Welcome to my Blog

Hi, my name is Suanne and I am writing this blog to share some of the tips and recipes I have learned or created with our backyard garden. The garden itself is actually my husband John's but we have had a garden for over 25 years so I have picked up some garden knowledge along the way. We live in Austin, Texas so we are blessed with a year long growing season. We always have something to eat from the garden and this pretty much dictates what we eat. All of our meals are planned around what happens to be growing at the time. One of the biggest challenges is what I like to call crop maintenance. What to do with all of the vegetables? Beyond sharing with the neighbors and friends I am always trying creative approaches to preparing the bounty. So the blog seemed like a good way to both keep track of and share my recipes.

Sunday, January 24, 2010

Rutabagas

Tonight we are having rutabaga with an apple stuffed pork loin and Arugula salad on the side. I am going to try something new with the rutabaga. I am going to peel and cube it and boil until nearly tender, then I am going to saute it in olive oil and herbs. I will let you know how it turns out.

Ok the rutabaga actually turned out great. Probably one of my favorites for rutabaga so far so here is the recipe.


Sauteed Rutabaga

1 large rutabaga, peeled and cubes into about 1/2 square pieces
salt, pepper, ground nutmeg
3 tblspoons of butter

Boil the rutabaga in water until tender about 20 minutes. Drain. Heat the butter in a
saute pan and add the cooks rutabaga cubes. Saute about 5 minutes until they start to brown and carmelize. Using a spatula gently turn and continue sauteing until brown on all side. Season with ground nutmeg, salt and pepper.

Here is the rutabaga that we picked for dinner. The added benefit of growing your own besides the obvious freshness is that there is none of that pesky wax on the outside so you can compost all of the peelings. This Rutabaga was about 5 inches long with a 3-4" circumference. It served 4 easily.








More Rutabaga Recipes:

Rutabaga Gnocchi


1 large rutabaga roasted and peeled and mashed (you can also boil it)
1 cup ricotta
½ cup grated asiago
Salt, grated nutmeg and a pinch of ground allspice
1 egg
Flour to make a soft dough - about 2 cups
Mix first 4 ingredients, make a well and add egg. Add flours ½ cup at a time until a soft dough forms.
Divide into 4 sections and roll out each section into long coil. Cut small pieces on a diagonal about ½ to 1 inch long.
Freeze pieces.
To cook bring large pot of water to boil, drop frozen gnocchi in and cook a couple of minutes until they float to the top.
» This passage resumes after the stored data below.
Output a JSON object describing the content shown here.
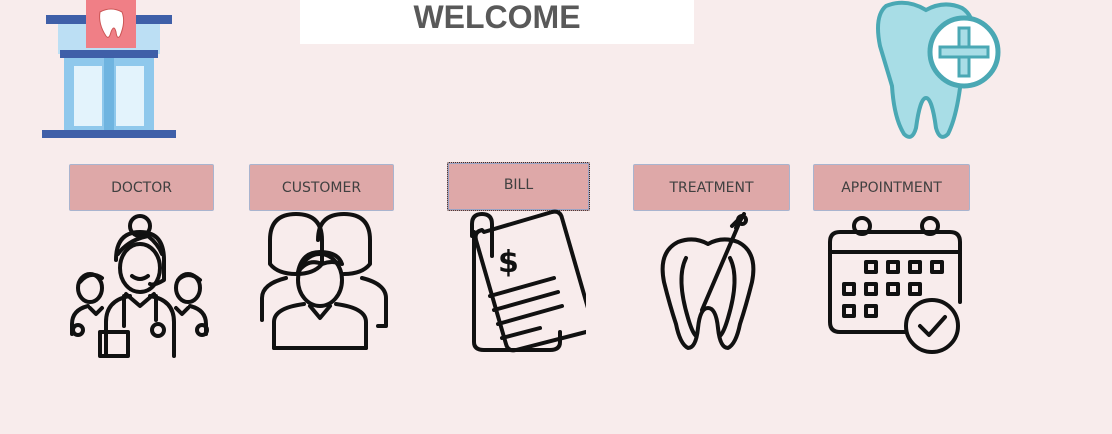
{
  "header": {
    "title": "WELCOME"
  },
  "nav": {
    "doctor_label": "DOCTOR",
    "customer_label": "CUSTOMER",
    "bill_label": "BILL",
    "treatment_label": "TREATMENT",
    "appointment_label": "APPOINTMENT"
  },
  "icons": {
    "clinic": "dental-clinic-building-icon",
    "tooth_plus": "tooth-plus-icon",
    "doctor": "doctors-group-icon",
    "customer": "customers-group-icon",
    "bill": "bill-document-icon",
    "treatment": "tooth-root-canal-icon",
    "appointment": "calendar-check-icon"
  },
  "colors": {
    "background": "#f8ecec",
    "button": "#dea8a8",
    "title_text": "#595959",
    "tooth_fill": "#a8dde6",
    "tooth_stroke": "#4aa8b4"
  }
}
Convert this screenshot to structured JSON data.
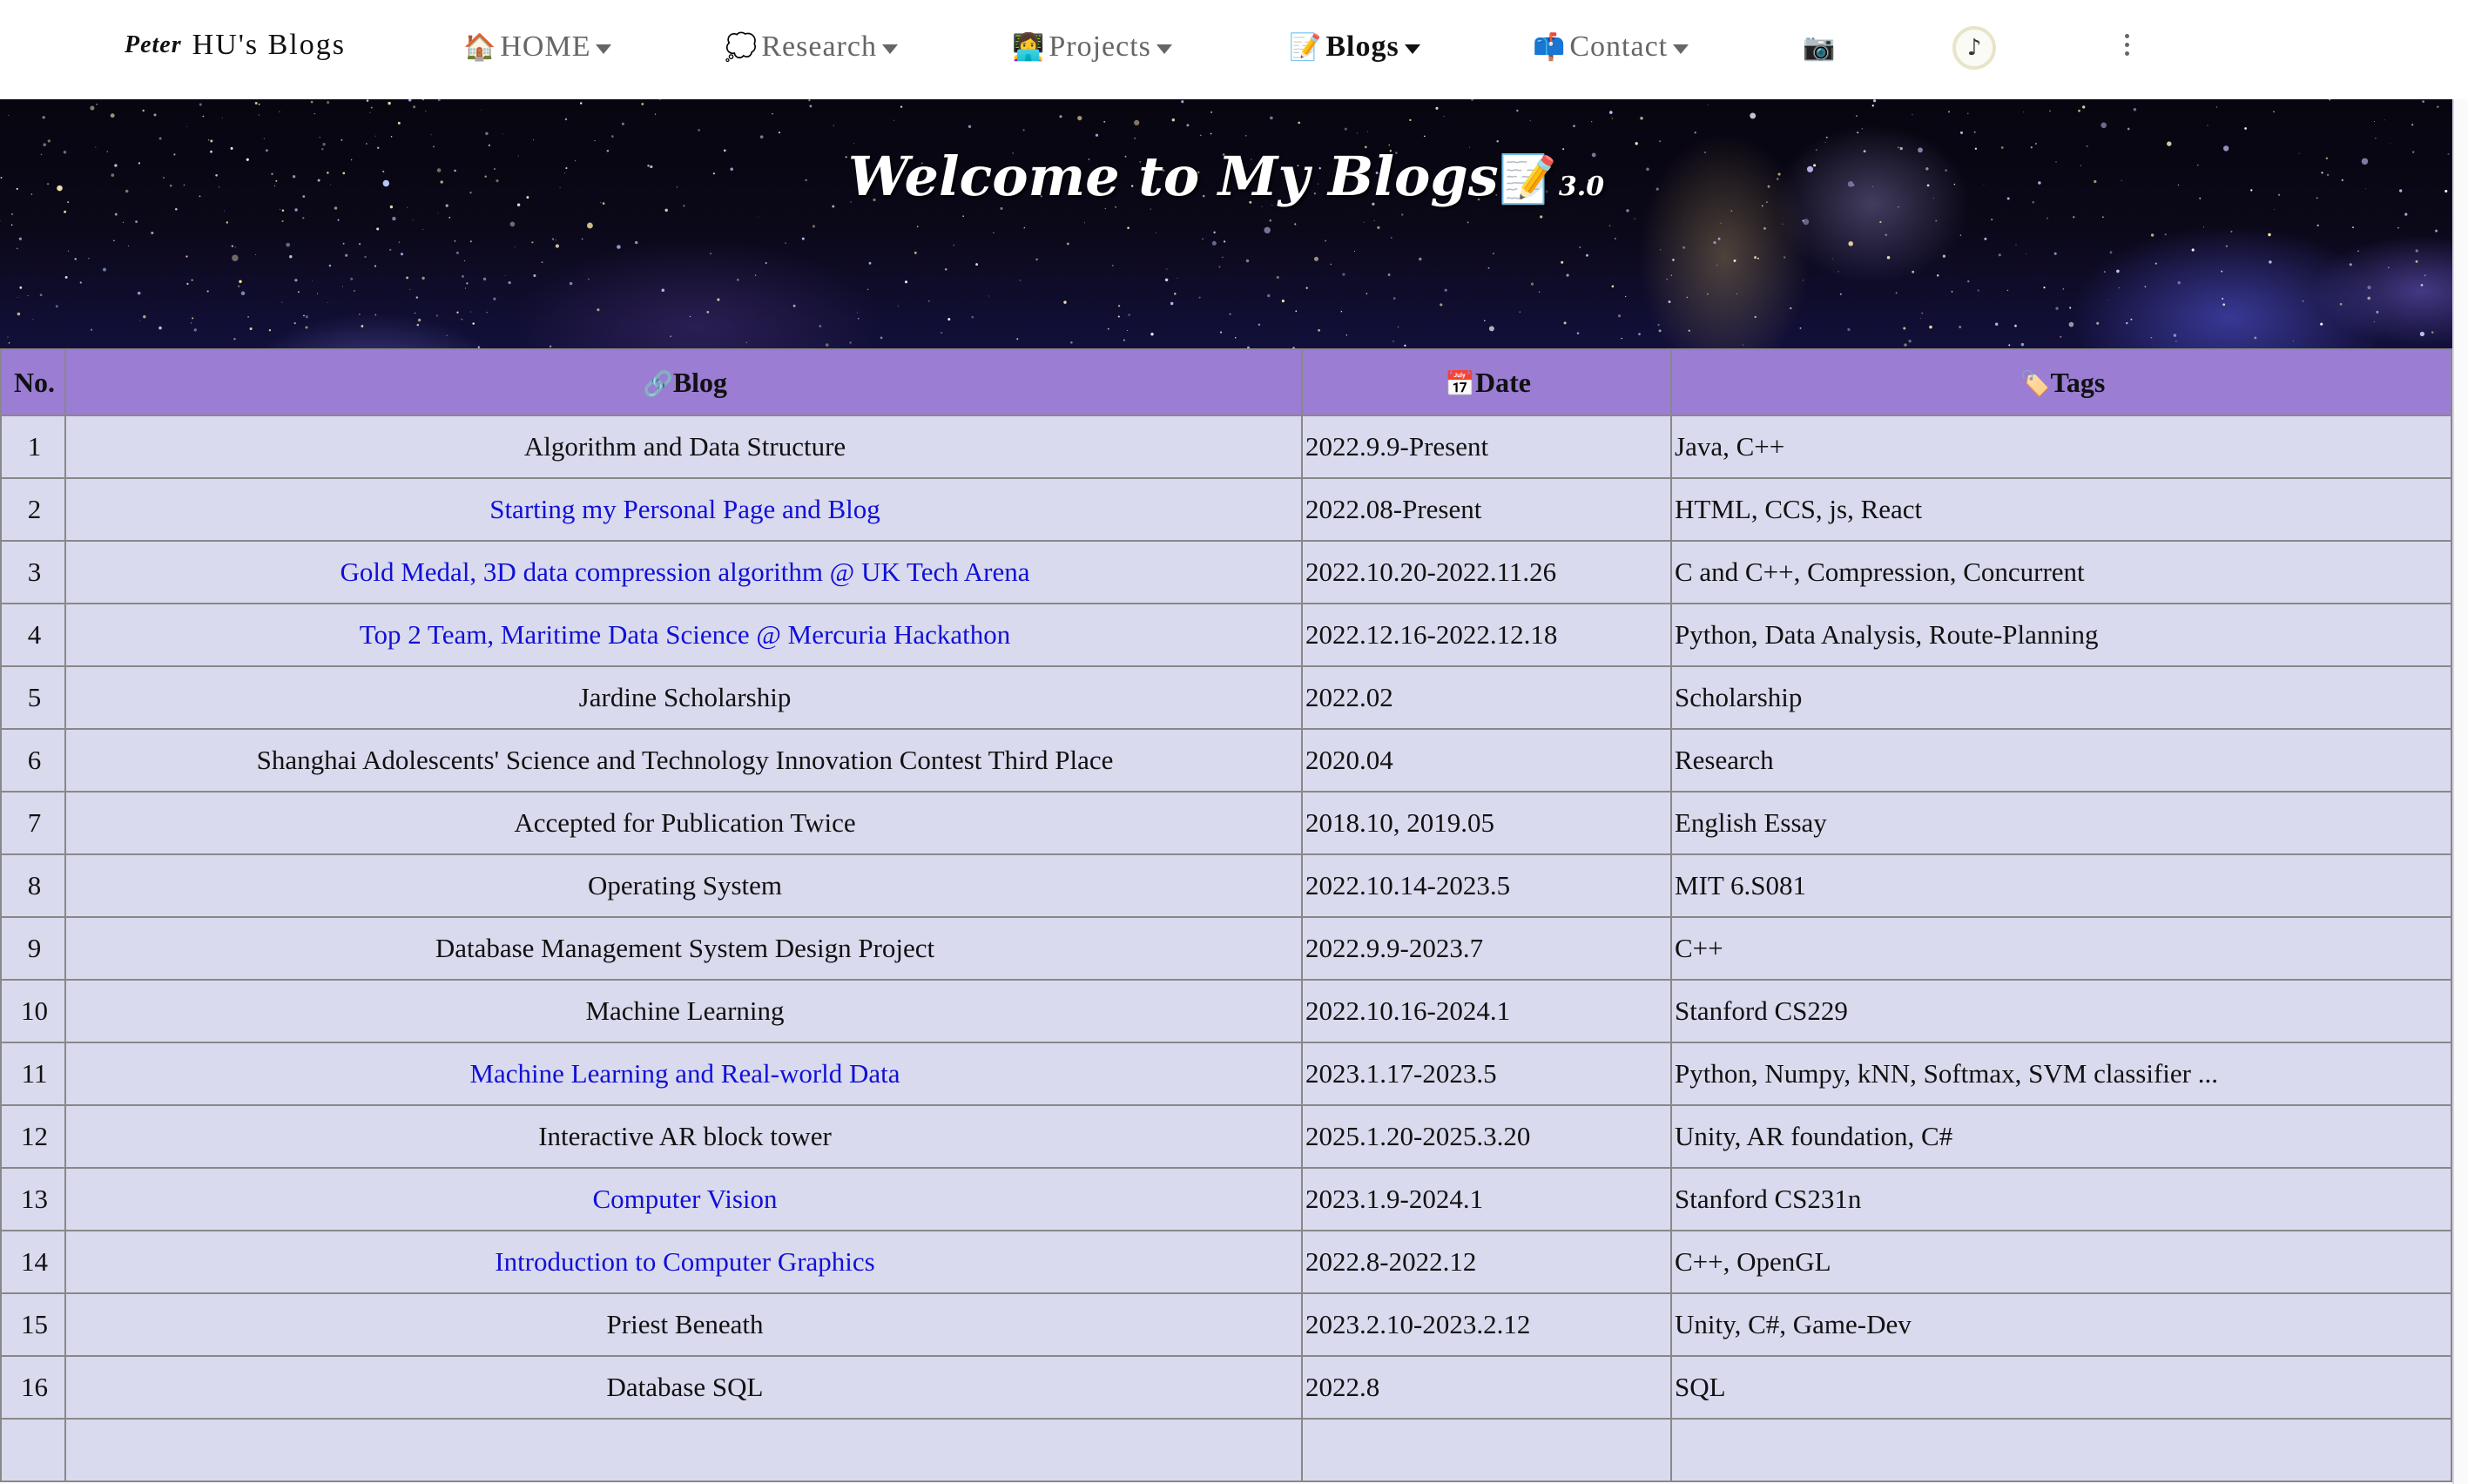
{
  "nav": {
    "brand_script": "Peter",
    "brand_text": "HU's Blogs",
    "items": [
      {
        "emoji": "🏠",
        "label": "HOME"
      },
      {
        "emoji": "💭",
        "label": "Research"
      },
      {
        "emoji": "👩‍💻",
        "label": "Projects"
      },
      {
        "emoji": "📝",
        "label": "Blogs"
      },
      {
        "emoji": "📫",
        "label": "Contact"
      }
    ],
    "camera_icon": "📷",
    "music_icon": "♪"
  },
  "banner": {
    "title": "Welcome to My Blogs",
    "title_emoji": "📝",
    "version": "3.0"
  },
  "table": {
    "headers": {
      "no": "No.",
      "blog_emoji": "🔗",
      "blog": "Blog",
      "date_emoji": "📅",
      "date": "Date",
      "tags_emoji": "🏷️",
      "tags": "Tags"
    },
    "rows": [
      {
        "no": "1",
        "title": "Algorithm and Data Structure",
        "link": false,
        "date": "2022.9.9-Present",
        "tags": "Java, C++"
      },
      {
        "no": "2",
        "title": "Starting my Personal Page and Blog",
        "link": true,
        "date": "2022.08-Present",
        "tags": "HTML, CCS, js, React"
      },
      {
        "no": "3",
        "title": "Gold Medal, 3D data compression algorithm @ UK Tech Arena",
        "link": true,
        "date": "2022.10.20-2022.11.26",
        "tags": "C and C++, Compression, Concurrent"
      },
      {
        "no": "4",
        "title": "Top 2 Team, Maritime Data Science @ Mercuria Hackathon",
        "link": true,
        "date": "2022.12.16-2022.12.18",
        "tags": "Python, Data Analysis, Route-Planning"
      },
      {
        "no": "5",
        "title": "Jardine Scholarship",
        "link": false,
        "date": "2022.02",
        "tags": "Scholarship"
      },
      {
        "no": "6",
        "title": "Shanghai Adolescents' Science and Technology Innovation Contest Third Place",
        "link": false,
        "date": "2020.04",
        "tags": "Research"
      },
      {
        "no": "7",
        "title": "Accepted for Publication Twice",
        "link": false,
        "date": "2018.10, 2019.05",
        "tags": "English Essay"
      },
      {
        "no": "8",
        "title": "Operating System",
        "link": false,
        "date": "2022.10.14-2023.5",
        "tags": "MIT 6.S081"
      },
      {
        "no": "9",
        "title": "Database Management System Design Project",
        "link": false,
        "date": "2022.9.9-2023.7",
        "tags": "C++"
      },
      {
        "no": "10",
        "title": "Machine Learning",
        "link": false,
        "date": "2022.10.16-2024.1",
        "tags": "Stanford CS229"
      },
      {
        "no": "11",
        "title": "Machine Learning and Real-world Data",
        "link": true,
        "date": "2023.1.17-2023.5",
        "tags": "Python, Numpy, kNN, Softmax, SVM classifier ..."
      },
      {
        "no": "12",
        "title": "Interactive AR block tower",
        "link": false,
        "date": "2025.1.20-2025.3.20",
        "tags": "Unity, AR foundation, C#"
      },
      {
        "no": "13",
        "title": "Computer Vision",
        "link": true,
        "date": "2023.1.9-2024.1",
        "tags": "Stanford CS231n"
      },
      {
        "no": "14",
        "title": "Introduction to Computer Graphics",
        "link": true,
        "date": "2022.8-2022.12",
        "tags": "C++, OpenGL"
      },
      {
        "no": "15",
        "title": "Priest Beneath",
        "link": false,
        "date": "2023.2.10-2023.2.12",
        "tags": "Unity, C#, Game-Dev"
      },
      {
        "no": "16",
        "title": "Database SQL",
        "link": false,
        "date": "2022.8",
        "tags": "SQL"
      },
      {
        "no": "",
        "title": "",
        "link": false,
        "date": "",
        "tags": ""
      }
    ]
  },
  "colors": {
    "header_bg": "#9b7dd3",
    "row_bg": "#dadaee",
    "link": "#1010d8"
  }
}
Drain and add sauce

Sauce:
3 tablespoons butter melted
½ cube knorr chicken bouillon
3 tablespoons flour
Chopped herbs such as chervil
about 1 cup Chicken Stock
1/2 cup cream or half and half
Make roux with butter and flour
Add chicken broth until slightly thick and add cream until sauce consistency.
Season with salt and pepper, and ground nutmeg

Pasty's - meat pies with Rutabaga, carrot and potato


Pastry
3 cups flour
3/4 cup butter
1 1/2 tsp salt
6 tbspoon ice cold water

In food processor with dough blade add flour, salt and butter cut into small pieces. Process until large crumbles form. Slowly add the ice cold water while processing until the dough starts forming into a ball. Remove and sahpe into a disk - wrap with plastic wrap and chill for at least 30 minutes.

Filling
1 lbs of beef (chuck, tenderloin, tips) raw. I usually buy a whole tenderloin and cut off and save the skinny end for this purposes since they don't make nice steaks.
1 onion chopped
1 1/2 cups grated carrots
1 1/2 cups grated potatoes
1 1/2 cups grated rutabaga
salt, pepper, grated nutmeg for seasoning

6 teaspoons butter

Process the beef until a ground consistency ( you can use ground sirloin), add with all the other ingredients except butter into a large bowl and mix. Divide the dough into 6 pieces and roll each into 10 inch rounds on a lightly floured surface. Put 1 1/2 cups filling on each round. Fold over and crimp the edge to look like a large turnover. Transfer to a lightly greased baking sheet and cut 3 slits in each pasty. Insert 1/3 tsp in each slit. Bake at 350 for 1 hour.